Regelmäßige Kontrollgänge durch die leeren Räume und sicher verschlossene Fenster und Türen werden von der Versicherung gerne gesehen. Außerdem sollten Vermieter versuchen, für eine Verminderung jeglichen Brandrisikos zu sorgen und wenn möglich elektrischen Anlagen von der Stromzufuhr zu trennen.

Bei Bedarf gibt es auch Anbieter für Spezialversicherungen, um die besten Versicherungslösungen für leerstehende Wohnungen zu finden. Allerdings fallen Prämien hier oftmals teurer aus.

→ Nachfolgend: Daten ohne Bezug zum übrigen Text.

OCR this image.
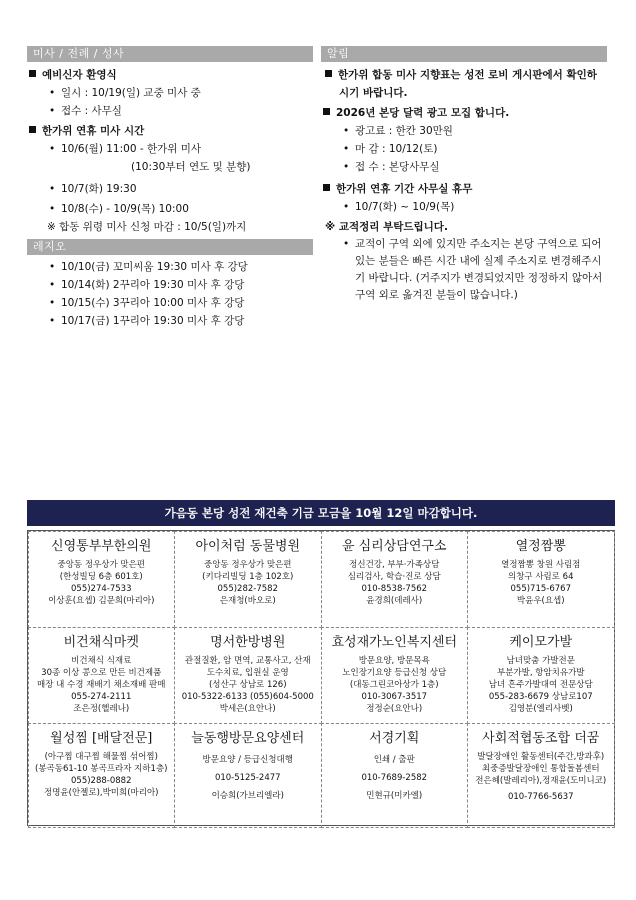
미사 / 전례 / 성사
예비신자 환영식
• 일시 : 10/19(일) 교중 미사 중
• 접수 : 사무실
한가위 연휴 미사 시간
• 10/6(월) 11:00 - 한가위 미사
(10:30부터 연도 및 분향)
• 10/7(화) 19:30
• 10/8(수) - 10/9(목) 10:00
※ 합동 위령 미사 신청 마감 : 10/5(일)까지
레지오
• 10/10(금) 꼬미씨움 19:30 미사 후 강당
• 10/14(화) 2꾸리아 19:30 미사 후 강당
• 10/15(수) 3꾸리아 10:00 미사 후 강당
• 10/17(금) 1꾸리아 19:30 미사 후 강당
알림
한가위 합동 미사 지향표는 성전 로비 게시판에서 확인하시기 바랍니다.
2026년 본당 달력 광고 모집 합니다.
• 광고료 : 한칸 30만원
• 마 감 : 10/12(토)
• 접 수 : 본당사무실
한가위 연휴 기간 사무실 휴무
• 10/7(화) ~ 10/9(목)
※ 교적정리 부탁드립니다.
• 교적이 구역 외에 있지만 주소지는 본당 구역으로 되어 있는 분들은 빠른 시간 내에 실제 주소지로 변경해주시기 바랍니다. (거주지가 변경되었지만 정정하지 않아서 구역 외로 옮겨진 분들이 많습니다.)
가음동 본당 성전 재건축 기금 모금을 10월 12일 마감합니다.
신영통부부한의원
중앙동 정우상가 맞은편
(한성빌딩 6층 601호)
055)274-7533
이상훈(요셉) 김문희(마리아)
아이처럼 동물병원
중앙동 정우상가 맞은편
(키다리빌딩 1층 102호)
055)282-7582
은재청(바오로)
윤 심리상담연구소
정신건강, 부부·가족상담
심리검사, 학습·진로 상담
010-8538-7562
윤경희(데레사)
열정짬뽕
열정짬뽕 창원 사림점
의창구 사림로 64
055)715-6767
박윤우(요셉)
비건채식마켓
비건채식 식재료
30종 이상 콩으로 만든 비건제품
매장 내 수경 재배기 채소재배 판매
055-274-2111
조은정(헬레나)
명서한방병원
관절질환, 암 면역, 교통사고, 산재
도수치료, 입원실 운영
(성산구 상남로 126)
010-5322-6133 (055)604-5000
박세은(요안나)
효성재가노인복지센터
방문요양, 방문목욕
노인장기요양 등급신청 상담
(대동그린코아상가 1층)
010-3067-3517
정정순(요안나)
케이모가발
남녀맞춤 가발전문
부분가발, 항암치유가발
남녀 흔주가발대여 전문상담
055-283-6679 상남로107
김영분(엘리사벳)
월성찜 [배달전문]
(아구찜 대구찜 해물찜 섞어찜)
(봉곡동61-10 봉곡프라자 지하1층)
055)288-0882
정명윤(안젤로),박미희(마리아)
늘동행방문요양센터
방문요양 / 등급신청대행
010-5125-2477
이승희(가브리엘라)
서경기획
인쇄 / 출판
010-7689-2582
민현규(미카엘)
사회적협동조합 더꿈
발달장애인 활동센터(주간,방과후)
최중증발달장애인 통합돌봄센터
전은혜(발레리아),정재윤(도미니코)
010-7766-5637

Wohnungsleerstand: Möglichkeit zur Vermeidung

Um einen Wohnungsleerstand und mögliche Konsequenzen zu vermeiden, können Vermieter ihre Immobilie durch verschiedene Maßnahmen attraktiver für Mieter gestalten.

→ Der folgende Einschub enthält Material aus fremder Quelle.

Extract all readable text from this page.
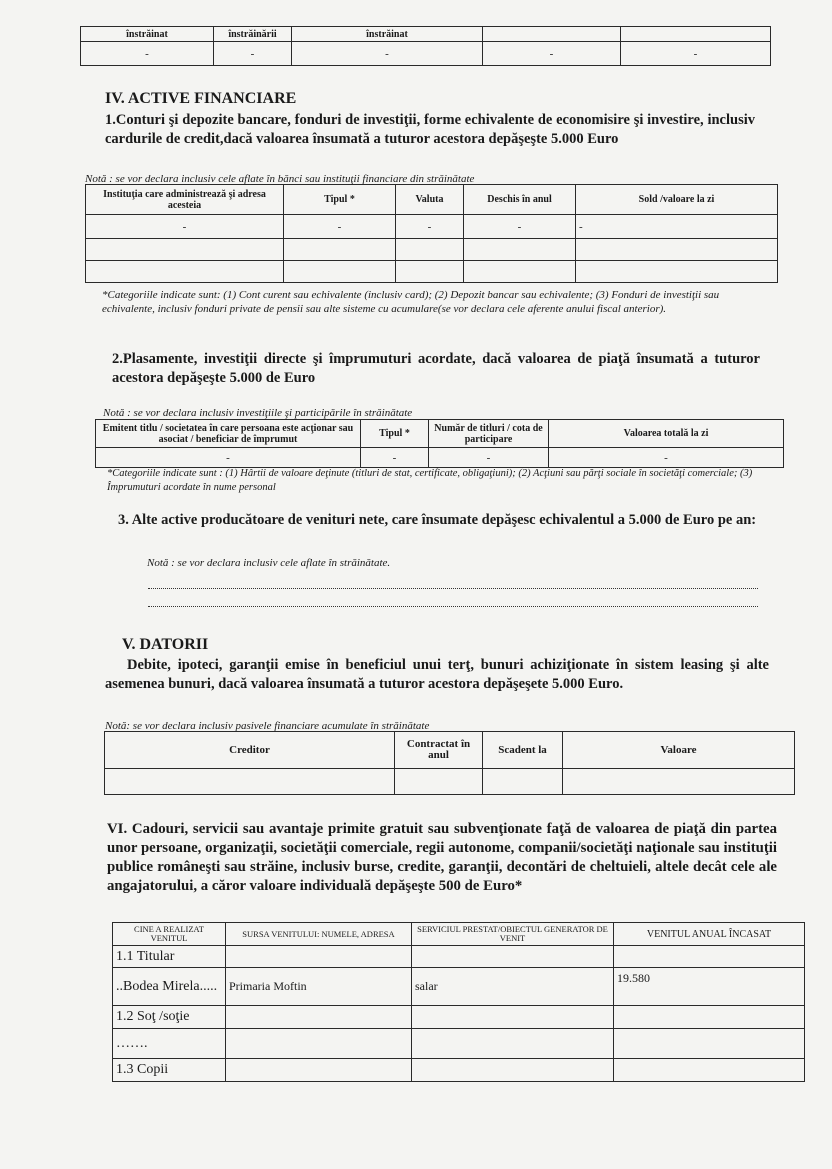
înstrăinat	înstrăinării	înstrăinat		
-	-	-	-	-
IV. ACTIVE FINANCIARE
1.Conturi şi depozite bancare, fonduri de investiţii, forme echivalente de economisire şi investire, inclusiv cardurile de credit,dacă valoarea însumată a tuturor acestora depăşeşte 5.000 Euro
Notă : se vor declara inclusiv cele aflate în bănci sau instituţii financiare din străinătate
Instituţia care administrează şi adresa acesteia	Tipul *	Valuta	Deschis în anul	Sold /valoare la zi
-	-	-	-	-

*Categoriile indicate sunt: (1) Cont curent sau echivalente (inclusiv card); (2) Depozit bancar sau echivalente; (3) Fonduri de investiţii sau echivalente, inclusiv fonduri private de pensii sau alte sisteme cu acumulare(se vor declara cele aferente anului fiscal anterior).
2.Plasamente, investiţii directe şi împrumuturi acordate, dacă valoarea de piaţă însumată a tuturor acestora depăşeşte 5.000 de Euro
Notă : se vor declara inclusiv investiţiile şi participările în străinătate
Emitent titlu / societatea în care persoana este acţionar sau asociat / beneficiar de împrumut	Tipul *	Număr de titluri / cota de participare	Valoarea totală la zi
-	-	-	-
*Categoriile indicate sunt : (1) Hârtii de valoare deţinute (titluri de stat, certificate, obligaţiuni); (2) Acţiuni sau părţi sociale în societăţi comerciale; (3) Împrumuturi acordate în nume personal
3. Alte active producătoare de venituri nete, care însumate depăşesc echivalentul a 5.000 de Euro pe an:
Notă : se vor declara inclusiv cele aflate în străinătate.
V. DATORII
Debite, ipoteci, garanţii emise în beneficiul unui terţ, bunuri achiziţionate în sistem leasing şi alte asemenea bunuri, dacă valoarea însumată a tuturor acestora depăşeşete 5.000 Euro.
Notă: se vor declara inclusiv pasivele financiare acumulate în străinătate
Creditor	Contractat în anul	Scadent la	Valoare

VI. Cadouri, servicii sau avantaje primite gratuit sau subvenţionate faţă de valoarea de piaţă din partea unor persoane, organizaţii, societăţii comerciale, regii autonome, companii/societăţi naţionale sau instituţii publice româneşti sau străine, inclusiv burse, credite, garanţii, decontări de cheltuieli, altele decât cele ale angajatorului, a căror valoare individuală depăşeşte 500 de Euro*
CINE A REALIZAT VENITUL	SURSA VENITULUI: NUMELE, ADRESA	SERVICIUL PRESTAT/OBIECTUL GENERATOR DE VENIT	VENITUL ANUAL ÎNCASAT
1.1 Titular			
..Bodea Mirela.....	Primaria Moftin	salar	19.580
1.2 Soţ /soţie			
…….			
1.3 Copii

Wettbewerbsvorteile gegenüber anderen Immobilien können beispielsweise durch Renovierungen, Sanierungen oder auch eine effektive Vermarktung erreicht werden. Ein Immobilienmakler, Online- oder Printanzeigen können dabei hilfreich sein.

Des Weiteren können attraktive und angemessene Mietpreise sowie flexible Mietbedingungen zu besseren Chancen beisteuern.  

Fazit

Vermieter müssen Leerstände melden und sind selbst für ihre leerstehenden Immobilien und ihre Risiken sowie Kosten verantwortlich.

Bei einem Verstoß gegen das Zweckentfremdungsgesetz können Bußgelder von 50.000 € bis 100.000 €, in einigen Regionen sogar bis zu 500.000 €, anfallen.

Unter gewissen Rahmenbedingungen ist es aber möglich, Aufwendungen als Werbungskosten in der Steuererklärung abzusetzen.

Empfehlenswert ist es, Maßnahmen zum Schutz der Immobilie vor Schäden während des Leerstands zu treffen.